OAuth is a feature by which users can sign in with a third party intermediary authorization. For example, if you were at a online printing store and wanted to print photos from an album in another website, the printing store can retrieve the photos from that website on your behalf and you can continue with your print order, if you sign in to that website.It differs from login in that you don't have to repeatedly provide username and password for different websites. The sign in on one website can be reused for others.
The way this works is by providing users access tokens based on third party referral. This token grants a user access to resources. The token may expire every few minutes and may need to be refreshed. So a refresh token can be requested. Admins to OAuth provider can see which users have registered from which clients. They can also revoke access to users and clients.
OAuth has four different workflows for granting access: These are :
Implicit Grant – such as when the mobile application follows a redirect to the client application.
Credentials Grant – such as when the user provides username and password for a token
Client Credentials Grant – such as when admin applications from secured kiosks provide context regardless of the user
Refresh Grant – a client can retrieve an access token by exchanging a previous refresh token.

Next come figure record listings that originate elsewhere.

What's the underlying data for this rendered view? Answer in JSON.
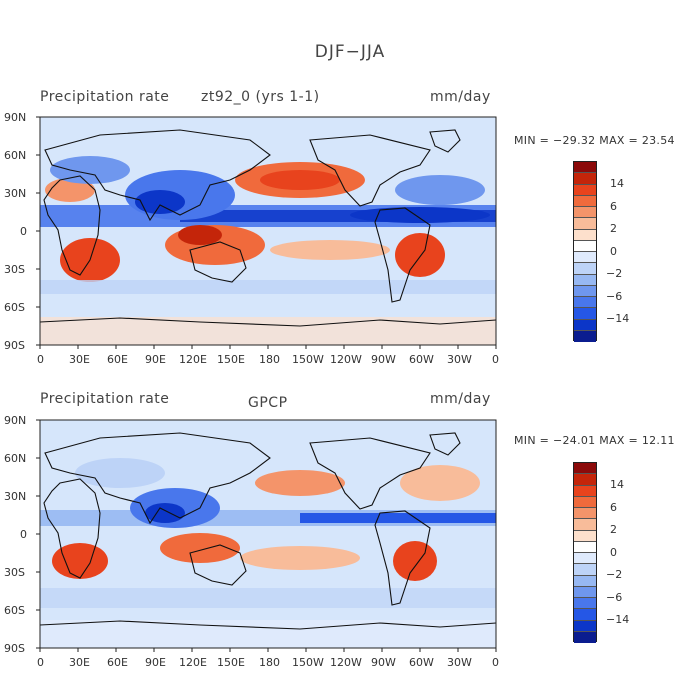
{
  "title": "DJF−JJA",
  "panels": [
    {
      "id": "top",
      "left_label": "Precipitation rate",
      "center_label": "zt92_0 (yrs 1-1)",
      "right_label": "mm/day",
      "min_value": "−29.32",
      "max_value": "23.54",
      "minmax_text": "MIN = −29.32 MAX =  23.54"
    },
    {
      "id": "bottom",
      "left_label": "Precipitation rate",
      "center_label": "GPCP",
      "right_label": "mm/day",
      "min_value": "−24.01",
      "max_value": "12.11",
      "minmax_text": "MIN = −24.01 MAX =  12.11"
    }
  ],
  "lon_ticks": [
    "0",
    "30E",
    "60E",
    "90E",
    "120E",
    "150E",
    "180",
    "150W",
    "120W",
    "90W",
    "60W",
    "30W",
    "0"
  ],
  "lat_ticks": [
    "90N",
    "60N",
    "30N",
    "0",
    "30S",
    "60S",
    "90S"
  ],
  "colorbar": {
    "labels": [
      "14",
      "6",
      "2",
      "0",
      "−2",
      "−6",
      "−14"
    ],
    "colors": [
      "#8b0a0a",
      "#c4250a",
      "#e8431d",
      "#f06a3c",
      "#f4946a",
      "#f8bc9a",
      "#fde0cc",
      "#ffffff",
      "#dfeafc",
      "#bdd3f7",
      "#97b8f2",
      "#6f97ee",
      "#4977ec",
      "#2557e6",
      "#0c36c8",
      "#0b1d8f"
    ]
  },
  "palette": {
    "ocean_base": "#d6e6fb",
    "land_base": "#fde6d5",
    "coast": "#111111"
  }
}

An access token request consists of the following
- a grant type aka authorization code
- code
- redirect URI
- client Id
while the response consists of
- a return type ( data or redirect )
- Access Token
- token type
- refresh type
- expires in how many seconds
- refresh token
- scope

The authorization request consists of response type, client id, scope and state. The response consists of code and state.

Thursday, July 18, 2013

This post talks about some business intelligence practices :

OLTP and OLAP processing have different systems due to several differences:

The first difference is that an online transaction processing is one in which the response time is critical and touches existing data. The Online Analytical Processing on the other hand is based on data accumulated over time such as for decision support.

The second difference is that the latter require a schema where they have a star or multi-level star or snowflake like design.

The third difference is that the latter require very different data structures such as bitmaps and conjunctive filters while the former uses B+ trees.

The fourth difference is that the databases in the latter required fast load of large data periodically.

The fifth difference is that the joins on the data were very costly to perform and the views need to be captured and persisted till the next update.

OLAP systems could be implemented with a CIF architecture or a Star-Kimball model:

The CIF architecture uses Entity Relationships and database normalization rules to build a normalized data model in its data warehouse. In the Star-Kimball model, a dimensional model is used where the transactions are split into facts or dimensions and arranged in a star like schema and if they are hierarchical in a multi-level star like schema.

The advantage of the dimensional model is that it is easy to understand and use. The joins are simpler and the users don’t need to know the source of the data or the data structure but can work off materialized views although the operating systems have to handle the complex transformations to maintain the dimensions.

The advantage with the normalization model is that it holds a lot of information and is flexible to changing business needs.

A day to day task may involve the task of preventing orphaned data. We prevent this by adding constraints and checks to the data. For example in a table that maintains employees and their managers, the column to denote the manager points back to another employee in the table. For the top of the organization, there is usually no manager. We represent this by making him his own manager. This is useful now because none of the employees can be orphaned when all the data in the manager column is checked for consistency. In general, we use constraints, checks, primary and foreign keys, surrogates and natural keys to enforce integrity of the data.